Он встал с дивана и несколько раз пересёк комнату.
«Нет, но может быть, чтобы её не было, — подумал он, — вернее, может быть, что её не было, но не может быть, что её не будет».
И вдруг вспомнил слова девушки на пароходе, что она больше боится смерти оттого, что у неё не было любви, а он не должен бояться, потому что он взрослый и у него, наверное, уже всё было.

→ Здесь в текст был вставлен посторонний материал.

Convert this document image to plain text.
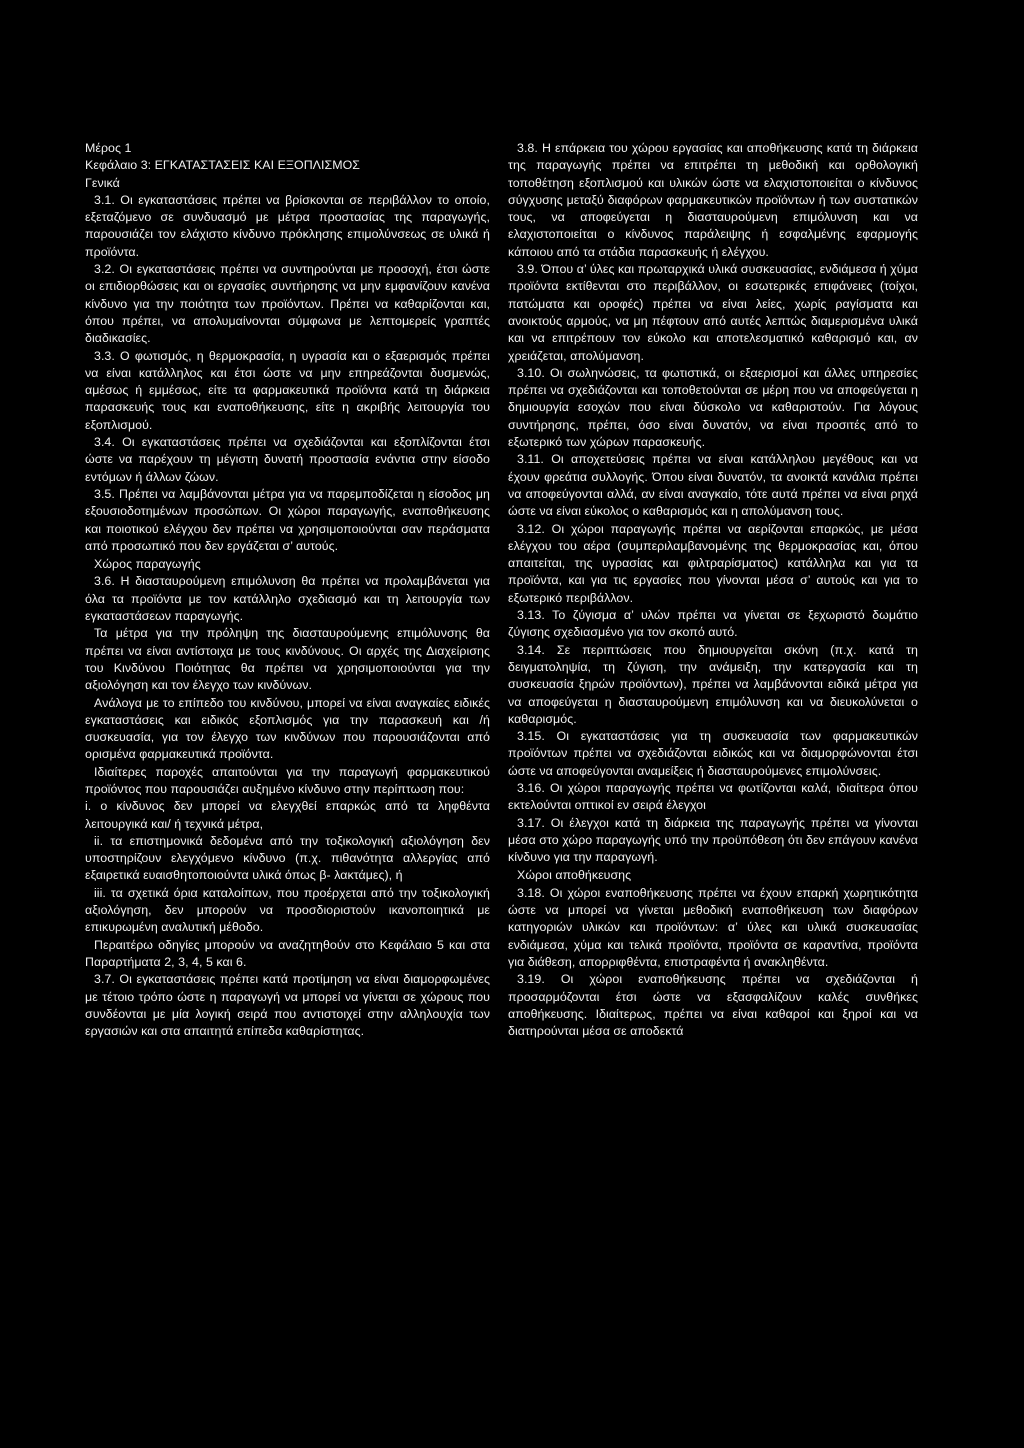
Μέρος 1

Κεφάλαιο 3: ΕΓΚΑΤΑΣΤΑΣΕΙΣ ΚΑΙ ΕΞΟΠΛΙΣΜΟΣ

Γενικά

3.1. Οι εγκαταστάσεις πρέπει να βρίσκονται σε περιβάλλον το οποίο, εξεταζόμενο σε συνδυασμό με μέτρα προστασίας της παραγωγής, παρουσιάζει τον ελάχιστο κίνδυνο πρόκλησης επιμολύνσεως σε υλικά ή προϊόντα.

3.2. Οι εγκαταστάσεις πρέπει να συντηρούνται με προσοχή, έτσι ώστε οι επιδιορθώσεις και οι εργασίες συντήρησης να μην εμφανίζουν κανένα κίνδυνο για την ποιότητα των προϊόντων. Πρέπει να καθαρίζονται και, όπου πρέπει, να απολυμαίνονται σύμφωνα με λεπτομερείς γραπτές διαδικασίες.

3.3. Ο φωτισμός, η θερμοκρασία, η υγρασία και ο εξαερισμός πρέπει να είναι κατάλληλος και έτσι ώστε να μην επηρεάζονται δυσμενώς, αμέσως ή εμμέσως, είτε τα φαρμακευτικά προϊόντα κατά τη διάρκεια παρασκευής τους και εναποθήκευσης, είτε η ακριβής λειτουργία του εξοπλισμού.

3.4. Οι εγκαταστάσεις πρέπει να σχεδιάζονται και εξοπλίζονται έτσι ώστε να παρέχουν τη μέγιστη δυνατή προστασία ενάντια στην είσοδο εντόμων ή άλλων ζώων.

3.5. Πρέπει να λαμβάνονται μέτρα για να παρεμποδίζεται η είσοδος μη εξουσιοδοτημένων προσώπων. Οι χώροι παραγωγής, εναποθήκευσης και ποιοτικού ελέγχου δεν πρέπει να χρησιμοποιούνται σαν περάσματα από προσωπικό που δεν εργάζεται σ’ αυτούς.

Χώρος παραγωγής

3.6. Η διασταυρούμενη επιμόλυνση θα πρέπει να προλαμβάνεται για όλα τα προϊόντα με τον κατάλληλο σχεδιασμό και τη λειτουργία των εγκαταστάσεων παραγωγής.

Τα μέτρα για την πρόληψη της διασταυρούμενης επιμόλυνσης θα πρέπει να είναι αντίστοιχα με τους κινδύνους. Οι αρχές της Διαχείρισης του Κινδύνου Ποιότητας θα πρέπει να χρησιμοποιούνται για την αξιολόγηση και τον έλεγχο των κινδύνων.

Ανάλογα με το επίπεδο του κινδύνου, μπορεί να είναι αναγκαίες ειδικές εγκαταστάσεις και ειδικός εξοπλισμός για την παρασκευή και /ή συσκευασία, για τον έλεγχο των κινδύνων που παρουσιάζονται από ορισμένα φαρμακευτικά προϊόντα.

Ιδιαίτερες παροχές απαιτούνται για την παραγωγή φαρμακευτικού προϊόντος που παρουσιάζει αυξημένο κίνδυνο στην περίπτωση που:

i. ο κίνδυνος δεν μπορεί να ελεγχθεί επαρκώς από τα ληφθέντα λειτουργικά και/ ή τεχνικά μέτρα,

ii. τα επιστημονικά δεδομένα από την τοξικολογική αξιολόγηση δεν υποστηρίζουν ελεγχόμενο κίνδυνο (π.χ. πιθανότητα αλλεργίας από εξαιρετικά ευαισθητοποιούντα υλικά όπως β- λακτάμες), ή

iii. τα σχετικά όρια καταλοίπων, που προέρχεται από την τοξικολογική αξιολόγηση, δεν μπορούν να προσδιοριστούν ικανοποιητικά με επικυρωμένη αναλυτική μέθοδο.

Περαιτέρω οδηγίες μπορούν να αναζητηθούν στο Κεφάλαιο 5 και στα Παραρτήματα 2, 3, 4, 5 και 6.

3.7. Οι εγκαταστάσεις πρέπει κατά προτίμηση να είναι διαμορφωμένες με τέτοιο τρόπο ώστε η παραγωγή να μπορεί να γίνεται σε χώρους που συνδέονται με μία λογική σειρά που αντιστοιχεί στην αλληλουχία των εργασιών και στα απαιτητά επίπεδα καθαρίστητας.

3.8. Η επάρκεια του χώρου εργασίας και αποθήκευσης κατά τη διάρκεια της παραγωγής πρέπει να επιτρέπει τη μεθοδική και ορθολογική τοποθέτηση εξοπλισμού και υλικών ώστε να ελαχιστοποιείται ο κίνδυνος σύγχυσης μεταξύ διαφόρων φαρμακευτικών προϊόντων ή των συστατικών τους, να αποφεύγεται η διασταυρούμενη επιμόλυνση και να ελαχιστοποιείται ο κίνδυνος παράλειψης ή εσφαλμένης εφαρμογής κάποιου από τα στάδια παρασκευής ή ελέγχου.

3.9. Όπου α’ ύλες και πρωταρχικά υλικά συσκευασίας, ενδιάμεσα ή χύμα προϊόντα εκτίθενται στο περιβάλλον, οι εσωτερικές επιφάνειες (τοίχοι, πατώματα και οροφές) πρέπει να είναι λείες, χωρίς ραγίσματα και ανοικτούς αρμούς, να μη πέφτουν από αυτές λεπτώς διαμερισμένα υλικά και να επιτρέπουν τον εύκολο και αποτελεσματικό καθαρισμό και, αν χρειάζεται, απολύμανση.

3.10. Οι σωληνώσεις, τα φωτιστικά, οι εξαερισμοί και άλλες υπηρεσίες πρέπει να σχεδιάζονται και τοποθετούνται σε μέρη που να αποφεύγεται η δημιουργία εσοχών που είναι δύσκολο να καθαριστούν. Για λόγους συντήρησης, πρέπει, όσο είναι δυνατόν, να είναι προσιτές από το εξωτερικό των χώρων παρασκευής.

3.11. Οι αποχετεύσεις πρέπει να είναι κατάλληλου μεγέθους και να έχουν φρεάτια συλλογής. Όπου είναι δυνατόν, τα ανοικτά κανάλια πρέπει να αποφεύγονται αλλά, αν είναι αναγκαίο, τότε αυτά πρέπει να είναι ρηχά ώστε να είναι εύκολος ο καθαρισμός και η απολύμανση τους.

3.12. Οι χώροι παραγωγής πρέπει να αερίζονται επαρκώς, με μέσα ελέγχου του αέρα (συμπεριλαμβανομένης της θερμοκρασίας και, όπου απαιτείται, της υγρασίας και φιλτραρίσματος) κατάλληλα και για τα προϊόντα, και για τις εργασίες που γίνονται μέσα σ’ αυτούς και για το εξωτερικό περιβάλλον.

3.13. Το ζύγισμα α’ υλών πρέπει να γίνεται σε ξεχωριστό δωμάτιο ζύγισης σχεδιασμένο για τον σκοπό αυτό.

3.14. Σε περιπτώσεις που δημιουργείται σκόνη (π.χ. κατά τη δειγματοληψία, τη ζύγιση, την ανάμειξη, την κατεργασία και τη συσκευασία ξηρών προϊόντων), πρέπει να λαμβάνονται ειδικά μέτρα για να αποφεύγεται η διασταυρούμενη επιμόλυνση και να διευκολύνεται ο καθαρισμός.

3.15. Οι εγκαταστάσεις για τη συσκευασία των φαρμακευτικών προϊόντων πρέπει να σχεδιάζονται ειδικώς και να διαμορφώνονται έτσι ώστε να αποφεύγονται αναμείξεις ή διασταυρούμενες επιμολύνσεις.

3.16. Οι χώροι παραγωγής πρέπει να φωτίζονται καλά, ιδιαίτερα όπου εκτελούνται οπτικοί εν σειρά έλεγχοι

3.17. Οι έλεγχοι κατά τη διάρκεια της παραγωγής πρέπει να γίνονται μέσα στο χώρο παραγωγής υπό την προϋπόθεση ότι δεν επάγουν κανένα κίνδυνο για την παραγωγή.

Χώροι αποθήκευσης

3.18. Οι χώροι εναποθήκευσης πρέπει να έχουν επαρκή χωρητικότητα ώστε να μπορεί να γίνεται μεθοδική εναποθήκευση των διαφόρων κατηγοριών υλικών και προϊόντων: α’ ύλες και υλικά συσκευασίας ενδιάμεσα, χύμα και τελικά προϊόντα, προϊόντα σε καραντίνα, προϊόντα για διάθεση, απορριφθέντα, επιστραφέντα ή ανακληθέντα.

3.19. Οι χώροι εναποθήκευσης πρέπει να σχεδιάζονται ή προσαρμόζονται έτσι ώστε να εξασφαλίζουν καλές συνθήκες αποθήκευσης. Ιδιαίτερως, πρέπει να είναι καθαροί και ξηροί και να διατηρούνται μέσα σε αποδεκτά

«Нет, не всё, — подумал он. — Не всё. Боже мой, как много и как мало всё-таки всего было и как, наверное, скучно и невозможно жить человеку, которому хоть на минуту покажется, что у него уже всё было...»
Он ещё раз пересёк комнату и, подойдя вплотную к Масленникову, положил руку на его плечо.
— Слушай, Миша, — сказал он, не столько собираясь ответить ему, сколько отвечая своим собственным мыслям. — Слушай, Миша. Нам с тобой никак нельзя умирать. Ну никак, просто никак...
— Почему?
— Не знаю. Знаю только, что нельзя.
Вошедший связной сказал только одно слово: «Атакуют». Сабуров сел на диван, наспех подвернул портянки, натянул сапоги и сразу же, привычным жестом попадая в рукава, надел поверх гимнастёрки шинель.
— Вот поспать и не успели, — сказал он Масленникову, застёгивая ремень.